Governments have always used all methods available to protect the safety and interest of their citizens. ‘Spying’, with all of its ethical implications is just one of these methods. However, it is built largely on trust. Who has access to this data, what data is available and what will they do with it, are crucial questions. Additionally, our lives are now lived online. Our communication is via phones and email, our children and families grow via online photos. At no other point in history has so much data been created and stored outside the confines of users’ physical ownership. The trust required to access this data has been significantly eroded through recent revelations that intelligence agencies (not just the US) have moved from highly targeted campaigns against known or suspected threats, towards systematic, broad reaching mass surveillance touching everyone, including the people they are designed to protect – the citizens.
People have an incredible appetite for risk at an individual level. They give away huge amounts of data just for the right to access “free-to-play” games online. However consumers are increasingly aware of security and privacy, even if they are not completely abreast of all of the details. This means that while IoT “smart” features used to be a differentiator amongst the highly competitive consumer market, security and privacy is now the main differentiator. This places the emphasis on manufacturers to prove their devices are secure and consumers will vote with their wallets.

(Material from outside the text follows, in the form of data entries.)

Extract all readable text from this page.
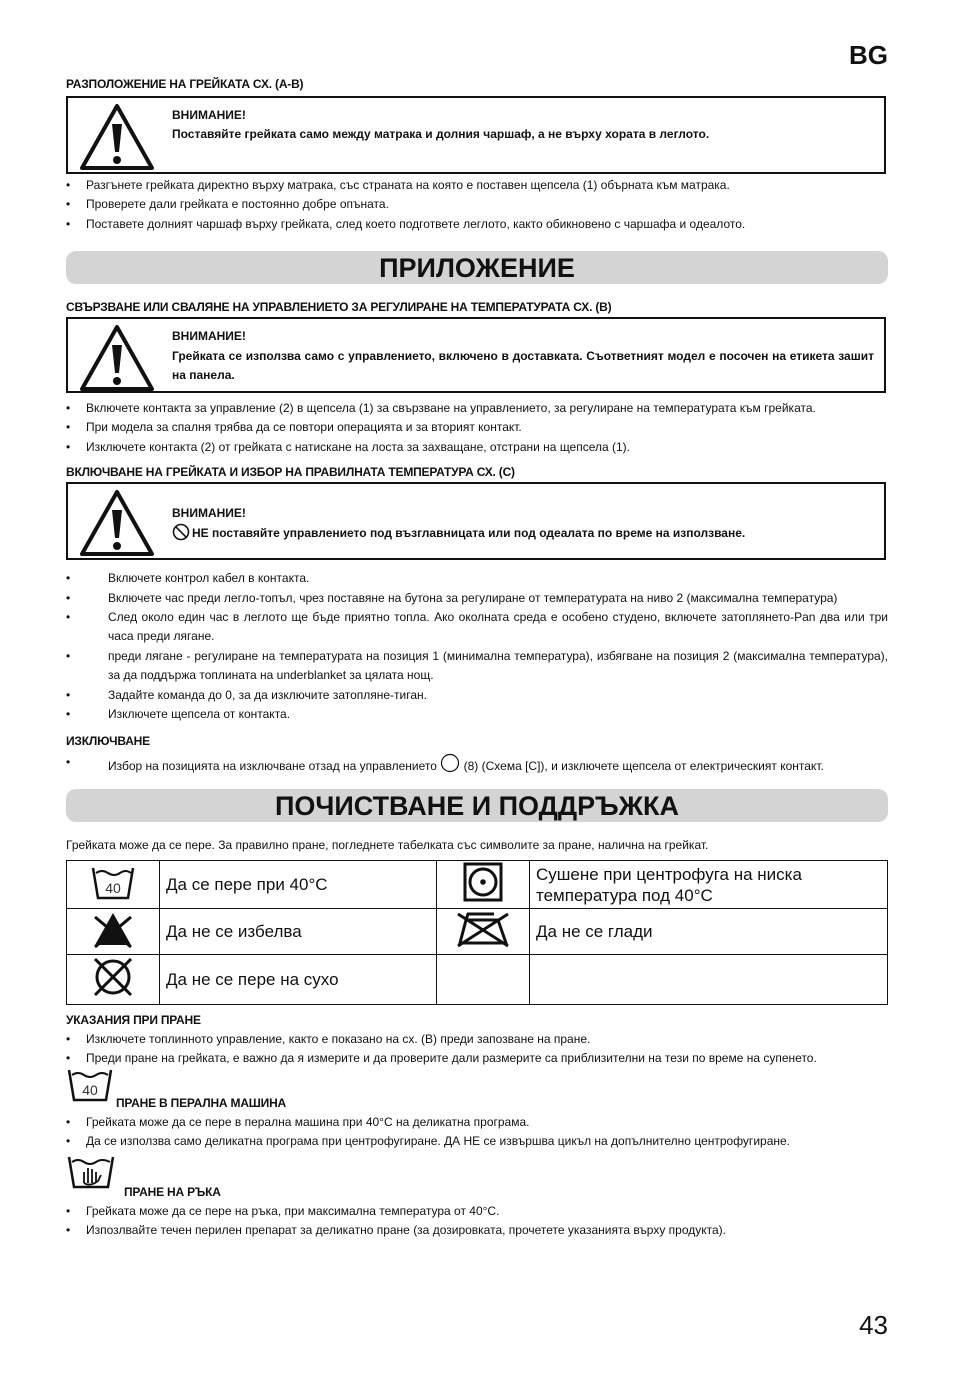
BG
РАЗПОЛОЖЕНИЕ НА ГРЕЙКАТА СХ. (А-В)
ВНИМАНИЕ!
Поставяйте грейката само между матрака и долния чаршаф, а не върху хората в леглото.
•	Разгънете грейката директно върху матрака, със страната на която е поставен щепсела (1) обърната към матрака.
•	Проверете дали грейката е постоянно добре опъната.
•	Поставете долният чаршаф върху грейката, след което подгответе леглото, както обикновено с чаршафа и одеалото.
ПРИЛОЖЕНИЕ
СВЪРЗВАНЕ ИЛИ СВАЛЯНЕ НА УПРАВЛЕНИЕТО ЗА РЕГУЛИРАНЕ НА ТЕМПЕРАТУРАТА СХ. (В)
ВНИМАНИЕ!
Грейката се използва само с управлението, включено в доставката. Съответният модел е посочен на етикета зашит на панела.
•	Включете контакта за управление (2) в щепсела (1) за свързване на управлението, за регулиране на температурата към грейката.
•	При модела за спалня трябва да се повтори операцията и за вторият контакт.
•	Изключете контакта (2) от грейката с натискане на лоста за захващане, отстрани на щепсела (1).
ВКЛЮЧВАНЕ НА ГРЕЙКАТА И ИЗБОР НА ПРАВИЛНАТА ТЕМПЕРАТУРА СХ. (С)
ВНИМАНИЕ!
НЕ поставяйте управлението под възглавницата или под одеалата по време на използване.
•	Включете контрол кабел в контакта.
•	Включете час преди легло-топъл, чрез поставяне на бутона за регулиране от температурата на ниво 2 (максимална температура)
•	След около един час в леглото ще бъде приятно топла. Ако околната среда е особено студено, включете затоплянето-Pan два или три часа преди лягане.
•	преди лягане - регулиране на температурата на позиция 1 (минимална температура), избягване на позиция 2 (максимална температура), за да поддържа топлината на underblanket за цялата нощ.
•	Задайте команда до 0, за да изключите затопляне-тиган.
•	Изключете щепсела от контакта.
ИЗКЛЮЧВАНЕ
•	Избор на позицията на изключване отзад на управлението (8) (Схема [C]), и изключете щепсела от електрическият контакт.
ПОЧИСТВАНЕ И ПОДДРЪЖКА
Грейката може да се пере. За правилно пране, погледнете табелката със символите за пране, налична на грейкат.
40	Да се пере при 40°C		Сушене при центрофуга на ниска температура под 40°C
	Да не се избелва		Да не се глади
	Да не се пере на сухо		
УКАЗАНИЯ ПРИ ПРАНЕ
•	Изключете топлинното управление, както е показано на сх. (В) преди запозване на пране.
•	Преди пране на грейката, е важно да я измерите и да проверите дали размерите са приблизителни на тези по време на супенето.
40
ПРАНЕ В ПЕРАЛНА МАШИНА
•	Грейката може да се пере в перална машина при 40°C на деликатна програма.
•	Да се използва само деликатна програма при центрофугиране. ДА НЕ се извършва цикъл на допълнително центрофугиране.
ПРАНЕ НА РЪКА
•	Грейката може да се пере на ръка, при максимална температура от 40°C.
•	Изпозлвайте течен перилен препарат за деликатно пране (за дозировката, прочетете указанията върху продукта).
43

Organisations need to consider security/privacy as a top priority, from small businesses through to multinational enterprises. Companies that have embedded security into their DNA will have a strong understanding of their core information assets and their value. From there, decisions can be made in addition to process/people/technology reviews to protect these assets from spying through IoT devices. One way to do this is to standardise to a smaller set of approved IoT devices and run them through a qualified Testing and Validation lab, similar to Common Criteria, but focused on security risks such as surveillance (government or otherwise).

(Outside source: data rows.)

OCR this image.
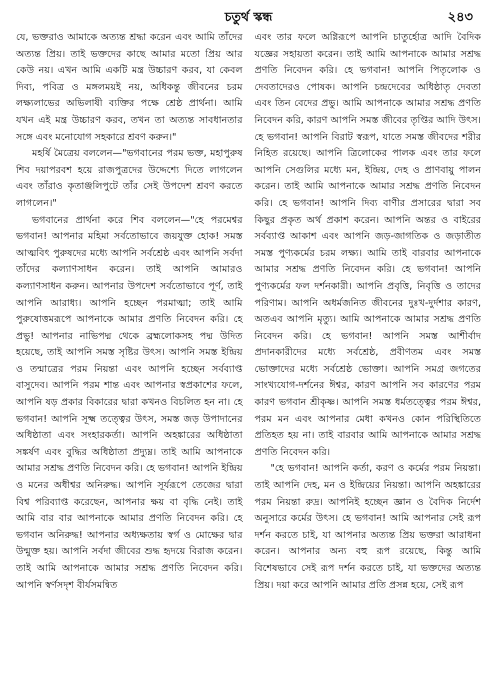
চতুর্থ স্কন্ধ	২৪৩

যে, ভক্তরাও আমাকে অত্যন্ত শ্রদ্ধা করেন এবং আমি তাঁদের অত্যন্ত প্রিয়। তাই ভক্তদের কাছে আমার মতো প্রিয় আর কেউ নয়। এখন আমি একটি মন্ত্র উচ্চারণ করব, যা কেবল দিব্য, পবিত্র ও মঙ্গলময়ই নয়, অধিকন্তু জীবনের চরম লক্ষ্যলাভের অভিলাষী ব্যক্তির পক্ষে শ্রেষ্ঠ প্রার্থনা। আমি যখন এই মন্ত্র উচ্চারণ করব, তখন তা অত্যন্ত সাবধানতার সঙ্গে এবং মনোযোগ সহকারে শ্রবণ করুন।"

মহর্ষি মৈত্রেয় বললেন—"ভগবানের পরম ভক্ত, মহাপুরুষ শিব দয়াপরবশ হয়ে রাজপুত্রদের উদ্দেশ্যে দিতে লাগলেন এবং তাঁরাও কৃতাঞ্জলিপুটে তাঁর সেই উপদেশ শ্রবণ করতে লাগলেন।"

ভগবানের প্রার্থনা করে শিব বললেন—"হে পরমেশ্বর ভগবান! আপনার মহিমা সর্বতোভাবে জয়যুক্ত হোক! সমস্ত আত্মবিৎ পুরুষদের মধ্যে আপনি সর্বশ্রেষ্ঠ এবং আপনি সর্বদা তাঁদের কল্যাণসাধন করেন। তাই আপনি আমারও কল্যাণসাধন করুন। আপনার উপদেশ সর্বতোভাবে পূর্ণ, তাই আপনি আরাধ্য। আপনি হচ্ছেন পরমাত্মা; তাই আমি পুরুষোত্তমরূপে আপনাকে আমার প্রণতি নিবেদন করি। হে প্রভু! আপনার নাভিপদ্ম থেকে ব্রহ্মলোকসহ পদ্ম উদিত হয়েছে, তাই আপনি সমস্ত সৃষ্টির উৎস। আপনি সমস্ত ইন্দ্রিয় ও তন্মাত্রের পরম নিয়ন্তা এবং আপনি হচ্ছেন সর্বব্যাপ্ত বাসুদেব। আপনি পরম শান্ত এবং আপনার স্বপ্রকাশের ফলে, আপনি ষড় প্রকার বিকারের দ্বারা কখনও বিচলিত হন না। হে ভগবান! আপনি সূক্ষ্ম তত্ত্বের উৎস, সমস্ত জড় উপাদানের অধিষ্ঠাতা এবং সংহারকর্তা। আপনি অহঙ্কারের অধিষ্ঠাতা সঙ্কর্ষণ এবং বুদ্ধির অধিষ্ঠাতা প্রদ্যুম্ন। তাই আমি আপনাকে আমার সশ্রদ্ধ প্রণতি নিবেদন করি। হে ভগবান! আপনি ইন্দ্রিয় ও মনের অধীশ্বর অনিরুদ্ধ। আপনি সূর্যরূপে তেজের দ্বারা বিশ্ব পরিব্যাপ্ত করেছেন, আপনার ক্ষয় বা বৃদ্ধি নেই। তাই আমি বার বার আপনাকে আমার প্রণতি নিবেদন করি। হে ভগবান অনিরুদ্ধ! আপনার অধ্যক্ষতায় স্বর্গ ও মোক্ষের দ্বার উন্মুক্ত হয়। আপনি সর্বদা জীবের শুদ্ধ হৃদয়ে বিরাজ করেন। তাই আমি আপনাকে আমার সশ্রদ্ধ প্রণতি নিবেদন করি। আপনি স্বর্ণসদৃশ বীর্যসমন্বিত

এবং তার ফলে অগ্নিরূপে আপনি চাতুর্হোত্র আদি বৈদিক যজ্ঞের সহায়তা করেন। তাই আমি আপনাকে আমার সশ্রদ্ধ প্রণতি নিবেদন করি। হে ভগবান! আপনি পিতৃলোক ও দেবতাদেরও পোষক। আপনি চন্দ্রদেবের অধিষ্ঠাতৃ দেবতা এবং তিন বেদের প্রভু। আমি আপনাকে আমার সশ্রদ্ধ প্রণতি নিবেদন করি, কারণ আপনি সমস্ত জীবের তৃপ্তির আদি উৎস। হে ভগবান! আপনি বিরাট স্বরূপ, যাতে সমস্ত জীবদের শরীর নিহিত রয়েছে। আপনি ত্রিলোকের পালক এবং তার ফলে আপনি সেগুলির মধ্যে মন, ইন্দ্রিয়, দেহ ও প্রাণবায়ু পালন করেন। তাই আমি আপনাকে আমার সশ্রদ্ধ প্রণতি নিবেদন করি। হে ভগবান! আপনি দিব্য বাণীর প্রসারের দ্বারা সব কিছুর প্রকৃত অর্থ প্রকাশ করেন। আপনি অন্তর ও বাইরের সর্বব্যাপ্ত আকাশ এবং আপনি জড়-জাগতিক ও জড়াতীত সমস্ত পুণ্যকর্মের চরম লক্ষ্য। আমি তাই বারবার আপনাকে আমার সশ্রদ্ধ প্রণতি নিবেদন করি। হে ভগবান! আপনি পুণ্যকর্মের ফল দর্শনকারী। আপনি প্রবৃত্তি, নিবৃত্তি ও তাদের পরিণাম। আপনি অধর্মজনিত জীবনের দুঃখ-দুর্দশার কারণ, অতএব আপনি মৃত্যু। আমি আপনাকে আমার সশ্রদ্ধ প্রণতি নিবেদন করি। হে ভগবান! আপনি সমস্ত আশীর্বাদ প্রদানকারীদের মধ্যে সর্বশ্রেষ্ঠ, প্রবীণতম এবং সমস্ত ভোক্তাদের মধ্যে সর্বশ্রেষ্ঠ ভোক্তা। আপনি সমগ্র জগতের সাংখ্যযোগ-দর্শনের ঈশ্বর, কারণ আপনি সব কারণের পরম কারণ ভগবান শ্রীকৃষ্ণ। আপনি সমস্ত ধর্মতত্ত্বের পরম ঈশ্বর, পরম মন এবং আপনার মেধা কখনও কোন পরিস্থিতিতে প্রতিহত হয় না। তাই বারবার আমি আপনাকে আমার সশ্রদ্ধ প্রণতি নিবেদন করি।

"হে ভগবান! আপনি কর্তা, করণ ও কর্মের পরম নিয়ন্তা। তাই আপনি দেহ, মন ও ইন্দ্রিয়ের নিয়ন্তা। আপনি অহঙ্কারের পরম নিয়ন্তা রুদ্র। আপনিই হচ্ছেন জ্ঞান ও বৈদিক নির্দেশ অনুসারে কর্মের উৎস। হে ভগবান! আমি আপনার সেই রূপ দর্শন করতে চাই, যা আপনার অত্যন্ত প্রিয় ভক্তরা আরাধনা করেন। আপনার অন্য বহু রূপ রয়েছে, কিন্তু আমি বিশেষভাবে সেই রূপ দর্শন করতে চাই, যা ভক্তদের অত্যন্ত প্রিয়। দয়া করে আপনি আমার প্রতি প্রসন্ন হয়ে, সেই রূপ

This is where a company like DarkMatter can assist in helping businesses establish a cyber security programme incorporating policies, procedures, and personnel, developing a cyber security strategy that will give them visibility into their environment and deploy defensive technologies and methodologies.

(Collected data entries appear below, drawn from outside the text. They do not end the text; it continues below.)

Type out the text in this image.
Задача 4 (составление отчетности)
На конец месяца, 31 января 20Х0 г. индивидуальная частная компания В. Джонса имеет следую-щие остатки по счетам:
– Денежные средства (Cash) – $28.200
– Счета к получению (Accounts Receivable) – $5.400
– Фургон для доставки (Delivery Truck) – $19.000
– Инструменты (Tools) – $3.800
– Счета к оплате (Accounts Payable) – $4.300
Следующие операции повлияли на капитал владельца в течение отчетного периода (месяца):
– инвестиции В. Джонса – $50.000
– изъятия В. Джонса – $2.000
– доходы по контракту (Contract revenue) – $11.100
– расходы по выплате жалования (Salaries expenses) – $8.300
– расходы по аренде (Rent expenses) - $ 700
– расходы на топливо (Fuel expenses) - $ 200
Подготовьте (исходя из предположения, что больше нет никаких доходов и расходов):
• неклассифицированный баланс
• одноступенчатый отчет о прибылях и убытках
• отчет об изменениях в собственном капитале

The region has always prided itself on developing centres of excellence and showcasing the future where ever possible. This includes demonstrating to citizens and consumers that IoT devices that surround their smart systems are safe and secure from undisclosed surveillance and are intended and capable of delivering on their promise of safer and smarter cities and lives. This includes settings standards then testing and validating across those standards. It also requires transparency into this process as well as strong educational campaigns to allow citizens, or their trusted advisors such as the media, to understand how these risks have been addressed and how to best protect themselves and their privacy in their daily lives.